WASHINGTON — The Pentagon has laid out the parameters for possible sales to South Korea of the Lockheed Martin F-35 Joint Strike Fighter and the Boeing F-15SE Silent Eagle.
The Defense Security Cooperation Agency (DSCA), which handles foreign military sales for the Defense Department, notified Congress of the potential sales on March 29, according to documents released this morning. The two fighters, along with Eurofighter’s Typhoon model, are the finalists for South Korea’s F-XIII competition. The country is expected to make a final decision later this year on which plane will replace its aging F-4 jets.
“The proposed sale will augment Korea’s operational aircraft inventory and enhance its air-to-air and air-to-ground self-defense capability, provide it with a credible defense capability to deter aggression in the region, and ensure interoperability with U.S. forces,” DSCA said in an April 2 statement.
The notifications are not necessarily a sign that the South Korean military will shortly reach a decision. Instead, it lays out what a potential sale might look like, so if the South Korean armed forces decide to pick one of the American fighters they can quickly sign a contract.
The JSF sale would be for 60 of the F-35A conventional takeoff-and-landing models. The planes, along with associated equipment, parts, training and logistical support, would be worth $10.8 billion. Included in that contract are nine spare engines from Pratt & Whitney. The contract is a foreign military sale (FMS), where the U.S. government acts as a broker between contractor Lockheed Martin and the South Korean armed forces.
In contrast, the Silent Eagle would be sold via a combination of FMS and direct commercial sale (DCS) from Boeing to the South Korean military. The DSCA announcement listed a price of $2.4 billion for 60 of the modified F-15s; however, that number only covers the FMS portion of the deal. It is unknown at this time how much that total will raise.
“The formal congressional notification process supporting the Republic of Korea’s F-X Next Fighter Program has occurred,” Joe DellaVedova, spokesman for the JSF joint program office, wrote in a statement. “The notification does not pre-suppose that the F-35 has been selected, but is an administrative requirement in order for Korea to consider a US Government Foreign Military Sales offer. Evaluations of the three competitive offers (F-35, Boeing’s “Silent Eagle” and Eurofighter) including price discussions, are on-going.”
“Lockheed Martin is pleased that the formal congressional notification process supporting the Republic of Korea’s F-X Next Fighter Program has now occurred,” Laura Siebert, Lockheed spokeswoman, said in a statement. “Lockheed Martin is honored to partner with the USG to offer the F-35 to meet Korea’s demanding security needs for the next 30-40 years. The 5th Generation F-35 combines all-aspect stealth with the most advanced avionics ever integrated into a fighter aircraft, providing a quantum leap in capability over all 4th generation aircraft.”

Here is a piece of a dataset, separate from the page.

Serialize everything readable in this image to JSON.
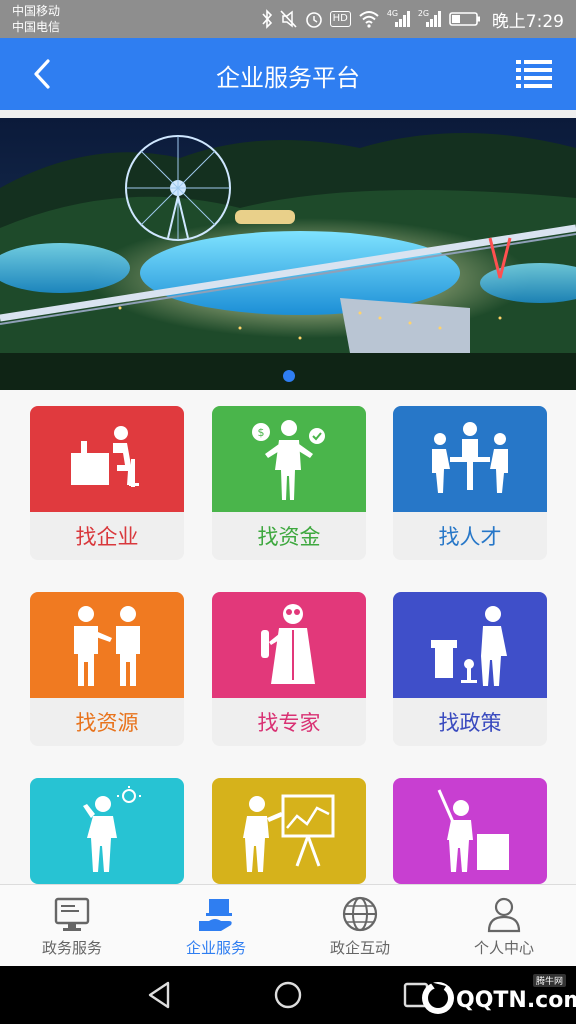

“Boeing is pleased to have the opportunity to participate in the F-X competition and build on our longstanding partnership with the Republic of Korea,” Boeing said in a company statement. ”We are confident our Silent Eagle offering is best suited to address F-X requirements. Silent Eagle builds on a continuous evolution of capability in the combat-proven F-15 family of aircraft with a bundle of additional capabilities that allow us to offer a unique ‘2-Aircraft-in-1-Platform’ solution that brings an unprecedented blend of balanced survivability and lethality to meet customer needs in all phases of air combat. Our progressive evolutionary-design approach positions us to offer our ROK customer a highly capable, yet low-risk and affordable Silent Eagle F-X solution on a schedule that meets ROK requirements.”
Matthew Bates, P&W spokesman, wrote in a statement: “Pratt & Whitney is pleased that the Congressional notification process has begun requesting the potential sale of 60 F-35 Lightning II aircraft to the Government of the Republic of Korea. The F-35 would complement Korea’s self-defense capability. Pratt & Whitney is proud of our decades-long partnership with the Republic of Korea Air Force in providing our dependable F100 family of engines and affordable readiness in support of their fleet of F-16 and F-15K fighters, and we hope to continue this relationship powering a ROKAF F-35 fleet with our 5th generation F135 engine.”
The announcements come at a time of mounting tensions on the Korean peninsula, as U.S. forces are being positioned around the region in response to threats from North Korea. On Wednesday North Korean officials shut down the Kaesong industrial complex, a joint industrial project between the two nations, the latest move in a series of provocations from the North Korean government that began with a February nuclear test.
However, it is unlikely DSCA’s announcements are tied into the current situation, due to the time it takes for these notifications to be processed.